46 Anayde – Primeira Edição – Outubro de 2017
Então é isso: ele / ela sabe algumas palavras na minha pouco conhecida língua natal e, talvez, tenha sido por isso que tudo começou, ou seja: nada. Realmente nada de concreto. Mas, quando ele( ou seria ela?) me olha com seu olhar de cobra, hipnótico... Me deixa louca. Uma lassidão tropical, uma disponibilidade de odalisca e uma ânsia de cocainômana.
Ele( por vezes tenho quase certeza) parece saber ainda menos de mim. Nas minhas fantasias noturnas, exagero demais quando a madrugada se aproxima e eu o chamo de meu amor. Declaro minha paixão a esse pequeno candidato a suicida com o vestido vermelho mais vulgar do mercado. Por vezes acho que acredita. A verdade é que excedo os limites, todos, quando tento convencer essa criatura cansada demais de todas as guerras, de todas as mentiras, de todas as noites fumacentas e sem estrelas, com esse meu discurso amoroso de merda. Roland Barthes em ciclamato.
Quarenta anos de janela, uma crise existencial resistente a todos os“ psis”, todos os sofás do mercado e eu nessa porta de banheiro. E minto. Minto muito. Com a crueldade dos que manejam o chicote. Minto quando sussurro sobre eternidade pelas frestas dessa porta barata tentando dialogar com a imagem de seu vestido vermelho único, pobre, ofuscante e com sua peruca de puro plástico. Minto principalmente quando digo que quero encontrá-lo amanhã e depois de amanhã, longe dos limites mofados dessa arapuca, sob a luz real e detonadora do sol, desprovida da magia das lantejoulas.

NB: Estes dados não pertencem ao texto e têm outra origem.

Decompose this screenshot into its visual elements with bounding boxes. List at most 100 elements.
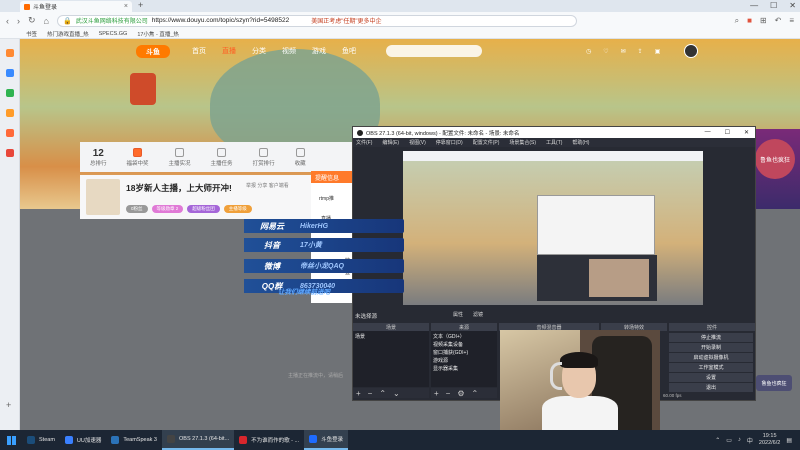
chip[interactable]: 主播等级: [223, 205, 252, 213]
chip[interactable]: 等级勋章 2: [151, 205, 184, 213]
bookmark-item[interactable]: SPECS.GG: [99, 31, 128, 37]
sidebar-app-icon[interactable]: [6, 89, 14, 97]
obs-close-icon[interactable]: ✕: [744, 129, 749, 136]
undo-icon[interactable]: ↶: [775, 16, 782, 26]
upload-icon[interactable]: ⇪: [638, 48, 643, 55]
obs-menu-item[interactable]: 场景集合(S): [509, 139, 536, 146]
remove-icon[interactable]: −: [368, 389, 373, 398]
obs-menu-item[interactable]: 停靠窗口(D): [436, 139, 463, 146]
up-icon[interactable]: ⌃: [379, 389, 386, 398]
obs-maximize-icon[interactable]: ☐: [725, 129, 730, 136]
source-item[interactable]: 显示器采集: [433, 365, 458, 372]
url-input[interactable]: 🔒 武汉斗鱼网络科技有限公司 https://www.douyu.com/top…: [56, 14, 577, 27]
sidebar-app-icon[interactable]: [6, 69, 14, 77]
taskbar-item-teamspeak[interactable]: TeamSpeak 3: [106, 430, 162, 450]
notification-icon[interactable]: ▤: [786, 437, 792, 444]
user-avatar[interactable]: [684, 44, 699, 58]
stat-item[interactable]: 主播实况: [169, 147, 191, 167]
start-recording-button[interactable]: 开始录制: [669, 343, 753, 352]
scene-item[interactable]: 场景: [355, 333, 365, 340]
history-icon[interactable]: ◷: [586, 48, 591, 55]
gear-icon[interactable]: ⚙: [457, 389, 464, 398]
nav-item[interactable]: 视频: [282, 46, 296, 56]
menu-icon[interactable]: ≡: [789, 16, 794, 26]
chip[interactable]: 超级粉丝团: [187, 205, 220, 213]
sidebar-app-icon[interactable]: [6, 49, 14, 57]
tab-close-icon[interactable]: ×: [124, 3, 128, 10]
obs-menu-item[interactable]: 编辑(E): [382, 139, 399, 146]
properties-button[interactable]: 属性: [453, 311, 463, 318]
taskbar-item-browser[interactable]: 斗鱼登录: [304, 430, 349, 450]
remove-icon[interactable]: −: [446, 389, 451, 398]
sidebar-app-icon[interactable]: [6, 109, 14, 117]
taskbar-item-steam[interactable]: Steam: [22, 430, 60, 450]
home-icon[interactable]: ⌂: [44, 16, 49, 26]
bookmark-item[interactable]: 热门游戏直播_热: [47, 30, 89, 38]
obs-menu-item[interactable]: 视图(V): [409, 139, 426, 146]
back-icon[interactable]: ‹: [6, 16, 9, 26]
network-icon[interactable]: ▭: [726, 437, 732, 444]
room-actions[interactable]: 举报 分享 客户端看: [246, 182, 289, 189]
virtual-camera-button[interactable]: 启动虚拟摄像机: [669, 353, 753, 362]
taskbar-item-music[interactable]: 不为谁而作的歌 - ...: [234, 430, 304, 450]
ime-icon[interactable]: 中: [747, 436, 753, 445]
settings-button[interactable]: 设置: [669, 373, 753, 382]
promo-button[interactable]: 鲁鱼也疯狂: [756, 375, 792, 391]
system-clock[interactable]: 19:15 2022/6/2: [759, 433, 780, 447]
site-search-input[interactable]: [386, 45, 482, 57]
minimize-icon[interactable]: —: [750, 0, 758, 11]
sidebar-app-icon[interactable]: [6, 129, 14, 137]
exit-button[interactable]: 退出: [669, 383, 753, 392]
nav-item[interactable]: 直播: [222, 46, 236, 56]
obs-menu-item[interactable]: 文件(F): [356, 139, 372, 146]
stat-item[interactable]: 12 总排行: [90, 148, 107, 167]
grid-icon[interactable]: ⊞: [760, 16, 767, 26]
nav-item[interactable]: 分类: [252, 46, 266, 56]
follow-icon[interactable]: ♡: [603, 48, 608, 55]
volume-icon[interactable]: ♪: [738, 437, 741, 443]
bookmark-item[interactable]: 17小焦 - 直播_热: [137, 30, 179, 38]
source-item[interactable]: 游戏源: [433, 357, 448, 364]
tray-chevron-icon[interactable]: ⌃: [715, 437, 720, 444]
source-item[interactable]: 视频采集设备: [433, 341, 463, 348]
studio-mode-button[interactable]: 工作室模式: [669, 363, 753, 372]
browser-tab[interactable]: 斗鱼登录 ×: [20, 1, 132, 12]
add-icon[interactable]: +: [434, 389, 439, 398]
obs-menu-item[interactable]: 工具(T): [546, 139, 562, 146]
refresh-icon[interactable]: ↻: [28, 15, 36, 26]
stop-stream-button[interactable]: 停止推流: [669, 333, 753, 342]
obs-preview[interactable]: [403, 151, 703, 305]
down-icon[interactable]: ⌄: [393, 389, 400, 398]
filters-button[interactable]: 滤镜: [473, 311, 483, 318]
start-button[interactable]: [0, 430, 22, 450]
extension-icon[interactable]: ■: [747, 16, 752, 26]
up-icon[interactable]: ⌃: [472, 389, 479, 398]
maximize-icon[interactable]: ☐: [770, 0, 777, 11]
obs-minimize-icon[interactable]: —: [705, 129, 711, 136]
search-icon[interactable]: ⌕: [735, 16, 739, 26]
news-ticker[interactable]: 美国正考虑"任期"更多中企: [311, 16, 381, 25]
close-icon[interactable]: ✕: [789, 0, 796, 11]
stat-item[interactable]: 打赏排行: [253, 147, 275, 167]
add-icon[interactable]: +: [356, 389, 361, 398]
sidebar-app-icon[interactable]: [6, 149, 14, 157]
message-icon[interactable]: ✉: [621, 48, 626, 55]
source-item[interactable]: 窗口捕获(GDI+): [433, 349, 468, 356]
promo-badge[interactable]: 鲁鱼也疯狂: [755, 139, 795, 179]
nav-item[interactable]: 游戏: [312, 46, 326, 56]
new-tab-button[interactable]: +: [138, 0, 143, 11]
stat-item[interactable]: 主播任务: [211, 147, 233, 167]
sidebar-add-icon[interactable]: +: [6, 401, 14, 410]
source-item[interactable]: 文本（GDI+）: [433, 333, 465, 340]
taskbar-item-uu[interactable]: UU加速器: [60, 430, 106, 450]
forward-icon[interactable]: ›: [17, 16, 20, 26]
bookmark-item[interactable]: 书签: [26, 30, 37, 38]
chip[interactable]: 0粉丝: [126, 205, 148, 213]
stat-item[interactable]: 福袋中奖: [127, 147, 149, 167]
obs-menu-item[interactable]: 配置文件(P): [473, 139, 500, 146]
taskbar-item-obs[interactable]: OBS 27.1.3 (64-bit...: [162, 430, 235, 450]
stat-item[interactable]: 收藏: [295, 147, 306, 167]
nav-item[interactable]: 首页: [192, 46, 206, 56]
obs-menu-item[interactable]: 帮助(H): [572, 139, 589, 146]
app-icon[interactable]: ▣: [655, 48, 661, 55]
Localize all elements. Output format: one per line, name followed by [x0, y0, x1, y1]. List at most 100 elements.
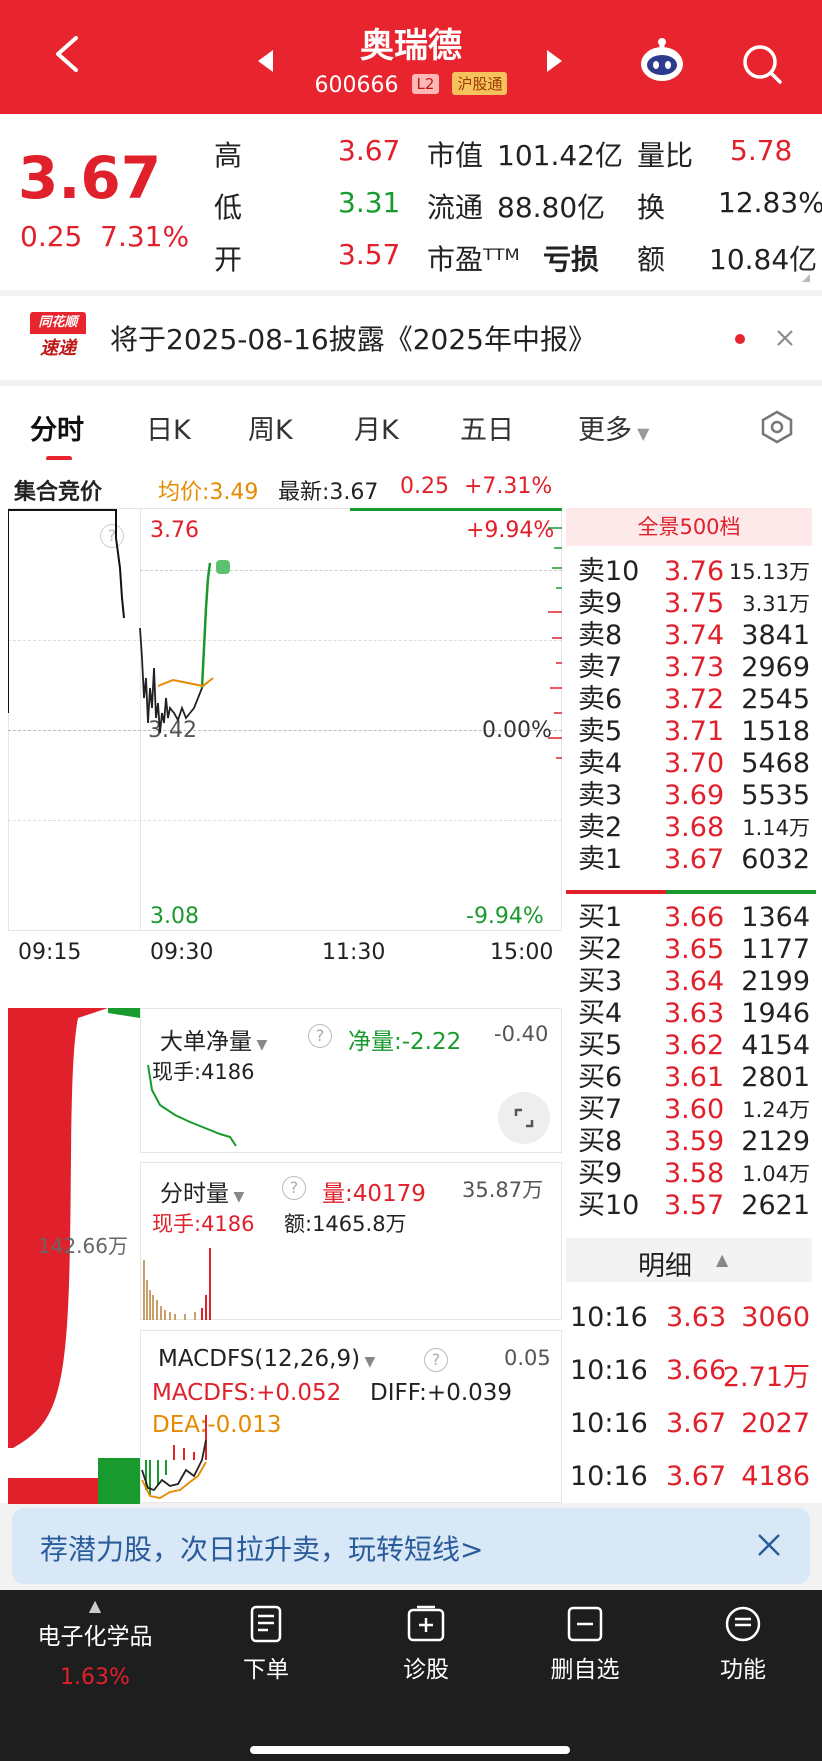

A verdade é que proclamar minha paixão por Eva( e vir lhe alugar os mistérios todas as noites em seu habitat fosforescente) é a mais deliciosa das minhas fantasias transitórias. Tão deliciosamente improvável. Não quero perdê-la. No meu estado normal, nas manhãs iguais, nas tardes mornas ou estupidamente geladas, na monotonia do dia a dia, prefiro homens do tipo vikings ou mulheres que cheirem à executiva. Enfim, todos aqueles que têm as maneiras implacáveis dos conquistadores. Alguém disposto a violar o mundo. Faço fila.